The US Treasury sanctioned 14 individuals and entities tied to Iran’s weapons procurement. Trump’s agreement to Iranian oil sanction relief in April is at 32% YES.
Market reaction
The sanctions point to a harder US posture, making it less likely Trump concedes to Iranian demands. The Trump Iran Demands market sits at 32% YES, up from 36% 24 hours ago. That earlier climb suggests traders were pricing in optimism before the sanctions announcement pulled prospects back.
Why it matters
Trading volume on Trump’s Iranian demands is $16,425 in USDC over the past 24 hours. It costs $387 to move the market 5 points, which points to moderate liquidity. A 10-point spike earlier in the week indicates some traders see room for a reversal, but the new sanctions may keep odds pinned lower.

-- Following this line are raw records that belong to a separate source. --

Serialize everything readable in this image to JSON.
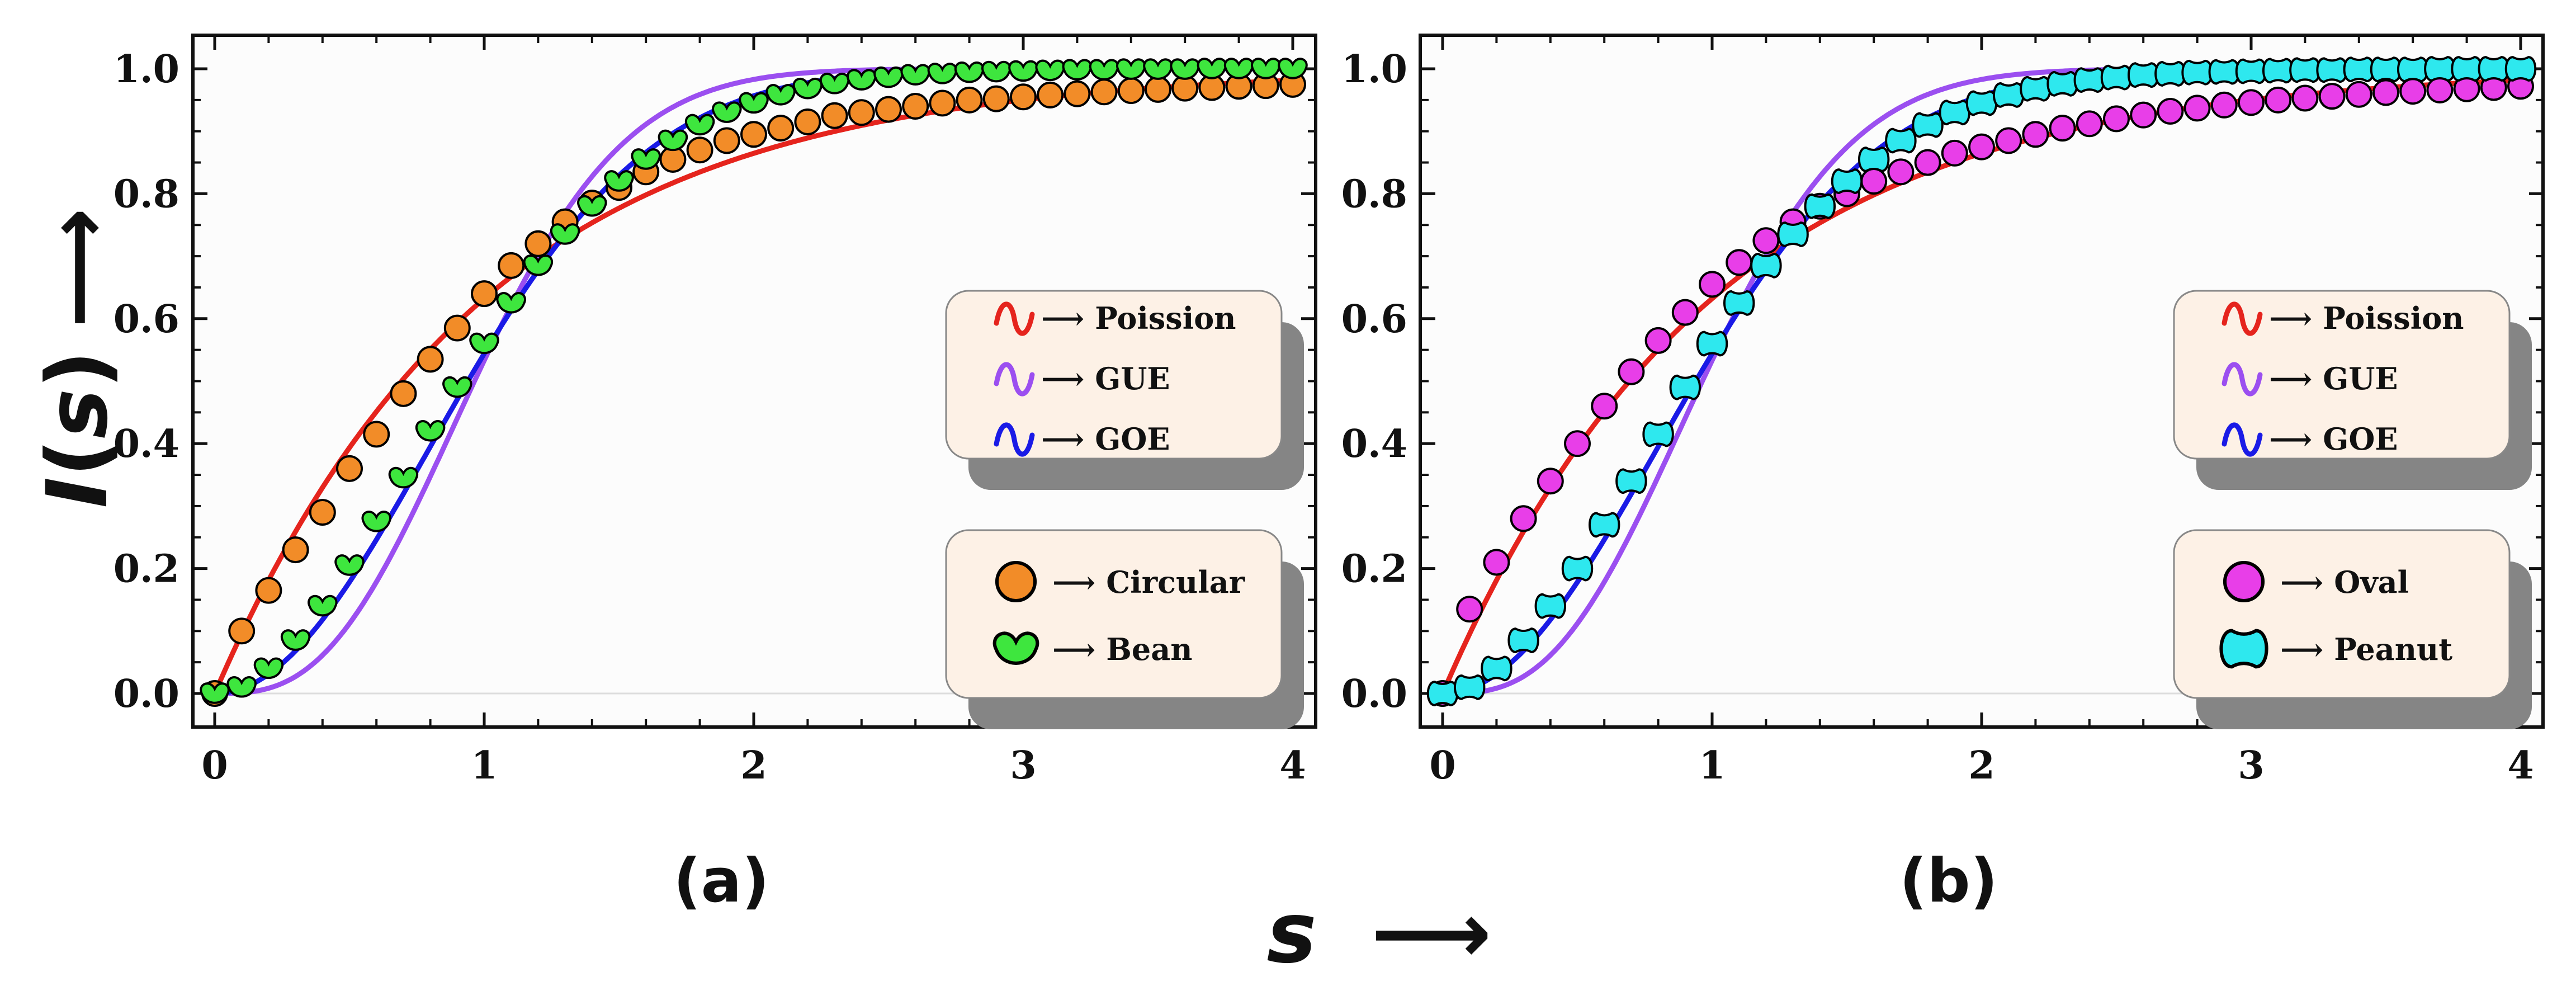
{
  "figure": {
    "ylabel_text": "I",
    "ylabel_open": "(",
    "ylabel_var": "s",
    "ylabel_close": ")",
    "ylabel_arrow": "⟶",
    "xlabel_var": "s",
    "xlabel_arrow": "⟶"
  },
  "legend_lines": [
    {
      "label": "⟶ Poission",
      "color": "#e5241d"
    },
    {
      "label": "⟶ GUE",
      "color": "#9b4ff0"
    },
    {
      "label": "⟶ GOE",
      "color": "#1a1ae6"
    }
  ],
  "colors": {
    "poisson": "#e5241d",
    "gue": "#9b4ff0",
    "goe": "#1a1ae6",
    "circular": "#f28c28",
    "bean": "#3ee63e",
    "oval": "#e83ee8",
    "peanut": "#2ee8ee",
    "legend_fill": "#fdf1e6",
    "legend_shadow": "#858585"
  },
  "chart_data": [
    {
      "type": "scatter",
      "panel": "(a)",
      "x_ticks": [
        "0",
        "1",
        "2",
        "3",
        "4"
      ],
      "y_ticks": [
        "0.0",
        "0.2",
        "0.4",
        "0.6",
        "0.8",
        "1.0"
      ],
      "xlim": [
        0,
        4
      ],
      "ylim": [
        0,
        1
      ],
      "curves": [
        {
          "name": "Poission",
          "formula": "1 - exp(-s)"
        },
        {
          "name": "GUE",
          "formula": "erf(2s/sqrt(pi)) - (4s/pi) exp(-4s^2/pi)"
        },
        {
          "name": "GOE",
          "formula": "1 - exp(-pi s^2 / 4)"
        }
      ],
      "series": [
        {
          "name": "Circular",
          "marker": "circle",
          "x": [
            0,
            0.1,
            0.2,
            0.3,
            0.4,
            0.5,
            0.6,
            0.7,
            0.8,
            0.9,
            1.0,
            1.1,
            1.2,
            1.3,
            1.4,
            1.5,
            1.6,
            1.7,
            1.8,
            1.9,
            2.0,
            2.1,
            2.2,
            2.3,
            2.4,
            2.5,
            2.6,
            2.7,
            2.8,
            2.9,
            3.0,
            3.1,
            3.2,
            3.3,
            3.4,
            3.5,
            3.6,
            3.7,
            3.8,
            3.9,
            4.0
          ],
          "y": [
            0.0,
            0.1,
            0.165,
            0.23,
            0.29,
            0.36,
            0.415,
            0.48,
            0.535,
            0.585,
            0.64,
            0.685,
            0.72,
            0.755,
            0.785,
            0.81,
            0.835,
            0.855,
            0.87,
            0.885,
            0.895,
            0.905,
            0.915,
            0.925,
            0.93,
            0.935,
            0.94,
            0.945,
            0.95,
            0.952,
            0.955,
            0.958,
            0.96,
            0.963,
            0.965,
            0.967,
            0.969,
            0.97,
            0.972,
            0.973,
            0.975
          ]
        },
        {
          "name": "Bean",
          "marker": "bean",
          "x": [
            0,
            0.1,
            0.2,
            0.3,
            0.4,
            0.5,
            0.6,
            0.7,
            0.8,
            0.9,
            1.0,
            1.1,
            1.2,
            1.3,
            1.4,
            1.5,
            1.6,
            1.7,
            1.8,
            1.9,
            2.0,
            2.1,
            2.2,
            2.3,
            2.4,
            2.5,
            2.6,
            2.7,
            2.8,
            2.9,
            3.0,
            3.1,
            3.2,
            3.3,
            3.4,
            3.5,
            3.6,
            3.7,
            3.8,
            3.9,
            4.0
          ],
          "y": [
            0.0,
            0.01,
            0.04,
            0.085,
            0.14,
            0.205,
            0.275,
            0.345,
            0.42,
            0.49,
            0.56,
            0.625,
            0.685,
            0.735,
            0.78,
            0.82,
            0.855,
            0.885,
            0.91,
            0.93,
            0.945,
            0.958,
            0.968,
            0.976,
            0.982,
            0.986,
            0.99,
            0.992,
            0.994,
            0.995,
            0.996,
            0.997,
            0.998,
            0.998,
            0.999,
            0.999,
            0.999,
            1.0,
            1.0,
            1.0,
            1.0
          ]
        }
      ]
    },
    {
      "type": "scatter",
      "panel": "(b)",
      "x_ticks": [
        "0",
        "1",
        "2",
        "3",
        "4"
      ],
      "y_ticks": [
        "0.0",
        "0.2",
        "0.4",
        "0.6",
        "0.8",
        "1.0"
      ],
      "xlim": [
        0,
        4
      ],
      "ylim": [
        0,
        1
      ],
      "curves": [
        {
          "name": "Poission",
          "formula": "1 - exp(-s)"
        },
        {
          "name": "GUE",
          "formula": "erf(2s/sqrt(pi)) - (4s/pi) exp(-4s^2/pi)"
        },
        {
          "name": "GOE",
          "formula": "1 - exp(-pi s^2 / 4)"
        }
      ],
      "series": [
        {
          "name": "Oval",
          "marker": "circle",
          "x": [
            0,
            0.1,
            0.2,
            0.3,
            0.4,
            0.5,
            0.6,
            0.7,
            0.8,
            0.9,
            1.0,
            1.1,
            1.2,
            1.3,
            1.4,
            1.5,
            1.6,
            1.7,
            1.8,
            1.9,
            2.0,
            2.1,
            2.2,
            2.3,
            2.4,
            2.5,
            2.6,
            2.7,
            2.8,
            2.9,
            3.0,
            3.1,
            3.2,
            3.3,
            3.4,
            3.5,
            3.6,
            3.7,
            3.8,
            3.9,
            4.0
          ],
          "y": [
            0.0,
            0.135,
            0.21,
            0.28,
            0.34,
            0.4,
            0.46,
            0.515,
            0.565,
            0.61,
            0.655,
            0.69,
            0.725,
            0.755,
            0.78,
            0.8,
            0.82,
            0.835,
            0.85,
            0.865,
            0.875,
            0.885,
            0.895,
            0.905,
            0.912,
            0.92,
            0.926,
            0.932,
            0.937,
            0.942,
            0.946,
            0.95,
            0.953,
            0.956,
            0.959,
            0.962,
            0.964,
            0.966,
            0.968,
            0.97,
            0.972
          ]
        },
        {
          "name": "Peanut",
          "marker": "peanut",
          "x": [
            0,
            0.1,
            0.2,
            0.3,
            0.4,
            0.5,
            0.6,
            0.7,
            0.8,
            0.9,
            1.0,
            1.1,
            1.2,
            1.3,
            1.4,
            1.5,
            1.6,
            1.7,
            1.8,
            1.9,
            2.0,
            2.1,
            2.2,
            2.3,
            2.4,
            2.5,
            2.6,
            2.7,
            2.8,
            2.9,
            3.0,
            3.1,
            3.2,
            3.3,
            3.4,
            3.5,
            3.6,
            3.7,
            3.8,
            3.9,
            4.0
          ],
          "y": [
            0.0,
            0.01,
            0.04,
            0.085,
            0.14,
            0.2,
            0.27,
            0.34,
            0.415,
            0.49,
            0.56,
            0.625,
            0.685,
            0.735,
            0.78,
            0.82,
            0.855,
            0.885,
            0.91,
            0.93,
            0.945,
            0.958,
            0.968,
            0.976,
            0.982,
            0.986,
            0.99,
            0.992,
            0.994,
            0.995,
            0.996,
            0.997,
            0.998,
            0.998,
            0.999,
            0.999,
            0.999,
            1.0,
            1.0,
            1.0,
            1.0
          ]
        }
      ]
    }
  ]
}
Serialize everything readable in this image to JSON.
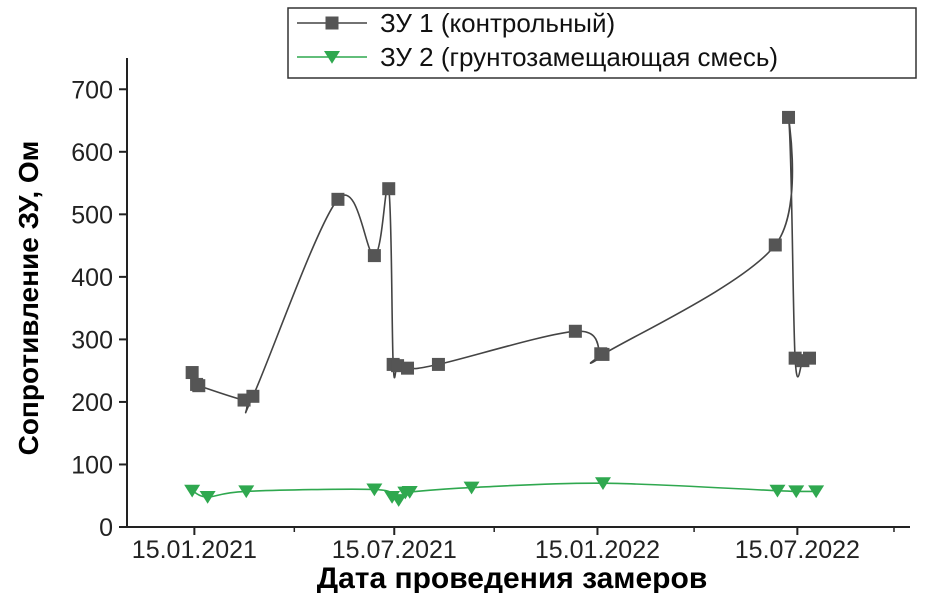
{
  "chart_data": {
    "type": "line",
    "xlabel": "Дата проведения замеров",
    "ylabel": "Сопротивление ЗУ, Ом",
    "ylim": [
      0,
      750
    ],
    "xlim": [
      "2020-11-15",
      "2022-10-25"
    ],
    "x_ticks": [
      "15.01.2021",
      "15.07.2021",
      "15.01.2022",
      "15.07.2022"
    ],
    "y_ticks": [
      0,
      100,
      200,
      300,
      400,
      500,
      600,
      700
    ],
    "grid": false,
    "legend_position": "top-right",
    "series": [
      {
        "name": "ЗУ 1 (контрольный)",
        "color": "#555555",
        "marker": "square",
        "x": [
          "2021-01-13",
          "2021-01-17",
          "2021-01-19",
          "2021-03-01",
          "2021-03-09",
          "2021-05-25",
          "2021-06-27",
          "2021-07-10",
          "2021-07-14",
          "2021-07-18",
          "2021-07-27",
          "2021-08-24",
          "2021-12-26",
          "2022-01-18",
          "2022-01-20",
          "2022-06-25",
          "2022-07-07",
          "2022-07-13",
          "2022-07-20",
          "2022-07-26"
        ],
        "values": [
          247,
          228,
          226,
          203,
          209,
          524,
          434,
          541,
          260,
          258,
          254,
          260,
          313,
          277,
          276,
          451,
          655,
          270,
          266,
          270
        ]
      },
      {
        "name": "ЗУ 2 (грунтозамещающая смесь)",
        "color": "#2fa84f",
        "marker": "triangle-down",
        "x": [
          "2021-01-13",
          "2021-01-27",
          "2021-03-03",
          "2021-06-27",
          "2021-07-13",
          "2021-07-19",
          "2021-07-25",
          "2021-07-29",
          "2021-09-23",
          "2022-01-20",
          "2022-06-27",
          "2022-07-14",
          "2022-08-01"
        ],
        "values": [
          58,
          48,
          57,
          60,
          48,
          43,
          55,
          56,
          63,
          70,
          58,
          57,
          57
        ]
      }
    ]
  }
}
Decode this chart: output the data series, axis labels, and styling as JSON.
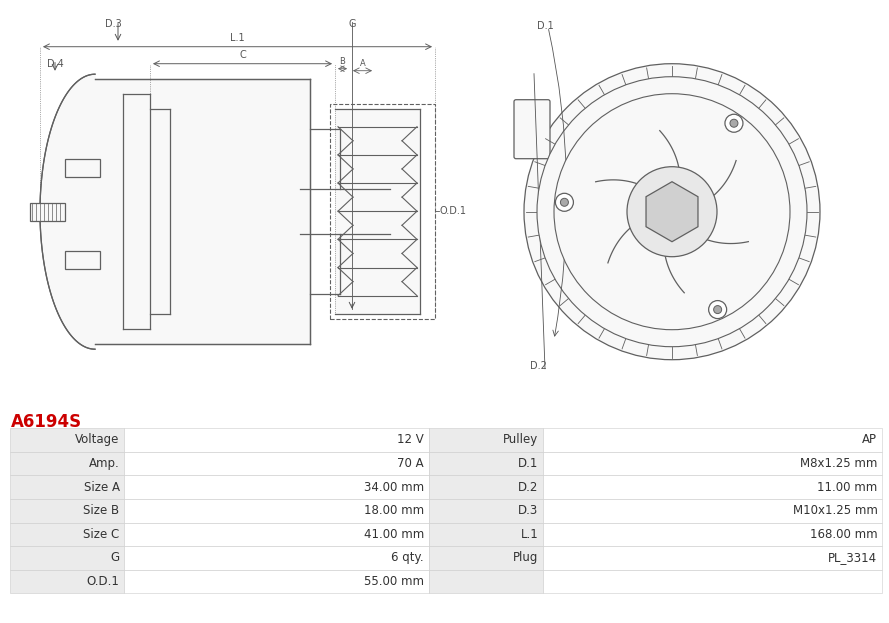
{
  "title": "A6194S",
  "title_color": "#cc0000",
  "title_fontsize": 12,
  "bg_color": "#ffffff",
  "table_row_bg1": "#ebebeb",
  "table_row_bg2": "#ffffff",
  "table_text_color": "#333333",
  "table_fontsize": 8.5,
  "rows": [
    [
      "Voltage",
      "12 V",
      "Pulley",
      "AP"
    ],
    [
      "Amp.",
      "70 A",
      "D.1",
      "M8x1.25 mm"
    ],
    [
      "Size A",
      "34.00 mm",
      "D.2",
      "11.00 mm"
    ],
    [
      "Size B",
      "18.00 mm",
      "D.3",
      "M10x1.25 mm"
    ],
    [
      "Size C",
      "41.00 mm",
      "L.1",
      "168.00 mm"
    ],
    [
      "G",
      "6 qty.",
      "Plug",
      "PL_3314"
    ],
    [
      "O.D.1",
      "55.00 mm",
      "",
      ""
    ]
  ],
  "line_color": "#606060",
  "label_color": "#555555",
  "label_fontsize": 7.0
}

The sanctions look like a real policy move rather than noise. With talks stalled, the US is applying economic pressure instead. At 43¢, a YES share pays $1 if Trump agrees to oil sanction relief, a 2.33x return. That bet requires a diplomatic breakthrough within the next 10 days.
What to watch
Statements from Trump’s administration on Iran’s compliance or any softening rhetoric from negotiators. The next IAEA report or White House briefing could move these odds sharply.